Patricia has a varied career as both a practicing engineer and engineering academic. She has worked in design consultancies on highway design, flood management and green infrastructure projects. She has spent the last ten years in higher education, conducting increasingly interdisciplinary teaching and research, collaborating with biologists, social scientists and psychologists.
Her interest in interdisciplinarity and its complexities led to her current area of research on the tensions that exist at the interfaces between engineering and other disciplines. She is fascinated by engineering identities and habits, and what is means to become an engineer. Her research includes characterising the intersection between personal and professional value systems in engineering, how the process of training engineers appears to prioritise certain habits (e.g. an adherence to tradition and authority), and de-prioritises others (e.g. the role and value of considering emotion and ethics in engineering design).

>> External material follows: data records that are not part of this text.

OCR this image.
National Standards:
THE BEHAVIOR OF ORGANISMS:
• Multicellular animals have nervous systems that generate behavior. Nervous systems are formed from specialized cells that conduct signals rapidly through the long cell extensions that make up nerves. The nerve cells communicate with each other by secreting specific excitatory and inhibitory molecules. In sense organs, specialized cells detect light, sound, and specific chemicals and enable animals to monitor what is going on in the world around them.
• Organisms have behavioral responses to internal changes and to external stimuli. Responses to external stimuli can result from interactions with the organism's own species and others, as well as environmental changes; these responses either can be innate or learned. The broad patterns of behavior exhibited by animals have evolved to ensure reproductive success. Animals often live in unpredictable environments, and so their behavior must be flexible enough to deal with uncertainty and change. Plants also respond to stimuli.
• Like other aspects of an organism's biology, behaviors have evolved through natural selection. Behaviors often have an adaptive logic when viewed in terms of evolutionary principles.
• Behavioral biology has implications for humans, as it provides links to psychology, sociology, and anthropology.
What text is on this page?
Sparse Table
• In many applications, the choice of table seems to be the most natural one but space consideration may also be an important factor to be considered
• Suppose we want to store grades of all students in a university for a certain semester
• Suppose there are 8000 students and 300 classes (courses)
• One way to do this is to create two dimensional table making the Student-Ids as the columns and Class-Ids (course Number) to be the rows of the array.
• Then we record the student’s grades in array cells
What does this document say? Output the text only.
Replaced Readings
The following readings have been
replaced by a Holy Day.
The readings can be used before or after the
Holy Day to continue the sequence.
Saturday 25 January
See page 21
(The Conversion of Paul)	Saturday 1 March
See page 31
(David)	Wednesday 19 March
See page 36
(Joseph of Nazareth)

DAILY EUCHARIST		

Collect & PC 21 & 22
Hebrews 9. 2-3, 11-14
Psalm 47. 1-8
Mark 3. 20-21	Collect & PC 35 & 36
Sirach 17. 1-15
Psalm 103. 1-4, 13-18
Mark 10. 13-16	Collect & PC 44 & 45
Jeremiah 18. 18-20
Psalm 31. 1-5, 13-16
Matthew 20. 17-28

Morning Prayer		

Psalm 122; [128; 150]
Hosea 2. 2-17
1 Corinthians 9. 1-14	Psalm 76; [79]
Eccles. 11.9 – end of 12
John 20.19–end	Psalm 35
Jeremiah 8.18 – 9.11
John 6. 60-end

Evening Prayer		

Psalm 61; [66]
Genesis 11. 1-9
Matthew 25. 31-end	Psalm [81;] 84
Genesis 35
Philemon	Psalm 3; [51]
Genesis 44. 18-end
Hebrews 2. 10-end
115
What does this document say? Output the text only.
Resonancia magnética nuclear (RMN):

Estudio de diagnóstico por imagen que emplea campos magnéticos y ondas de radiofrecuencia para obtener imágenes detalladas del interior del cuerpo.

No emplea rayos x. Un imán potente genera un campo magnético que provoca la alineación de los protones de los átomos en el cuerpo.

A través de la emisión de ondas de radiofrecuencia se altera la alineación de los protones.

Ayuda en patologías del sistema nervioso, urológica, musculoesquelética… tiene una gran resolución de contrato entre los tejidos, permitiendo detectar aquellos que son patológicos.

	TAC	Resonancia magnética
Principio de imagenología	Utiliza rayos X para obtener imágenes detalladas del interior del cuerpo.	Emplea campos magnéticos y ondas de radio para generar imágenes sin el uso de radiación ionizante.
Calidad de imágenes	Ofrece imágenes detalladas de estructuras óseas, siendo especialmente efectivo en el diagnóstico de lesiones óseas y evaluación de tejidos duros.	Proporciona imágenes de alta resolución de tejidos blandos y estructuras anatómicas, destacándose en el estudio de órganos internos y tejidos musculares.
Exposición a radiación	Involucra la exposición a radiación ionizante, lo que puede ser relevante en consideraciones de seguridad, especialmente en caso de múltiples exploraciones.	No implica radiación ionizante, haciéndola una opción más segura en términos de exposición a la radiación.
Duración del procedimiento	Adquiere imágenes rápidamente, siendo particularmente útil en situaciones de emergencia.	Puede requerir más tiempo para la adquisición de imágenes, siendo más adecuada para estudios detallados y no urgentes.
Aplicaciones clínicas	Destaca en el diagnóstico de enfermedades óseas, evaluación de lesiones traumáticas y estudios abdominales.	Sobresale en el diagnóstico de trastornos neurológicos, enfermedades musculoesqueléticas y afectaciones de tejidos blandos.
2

Patricia brings this experience to the faculty and classroom, to help NMITE students become technically competent graduates who also have skills drawn from the humanities, making them more effective at recognising how power relationships impact communities and other-than-human stakeholders. The planet can't be fixed by reproducing a business-as-usual attitude, so Patricia is invested in creating engineers who think differently, have the bravery to work within complex, ambiguous and ethically-laden situations, and are able to recognise and capitalise on the strengths of other disciplines to form and lead effective interdisciplinary teams.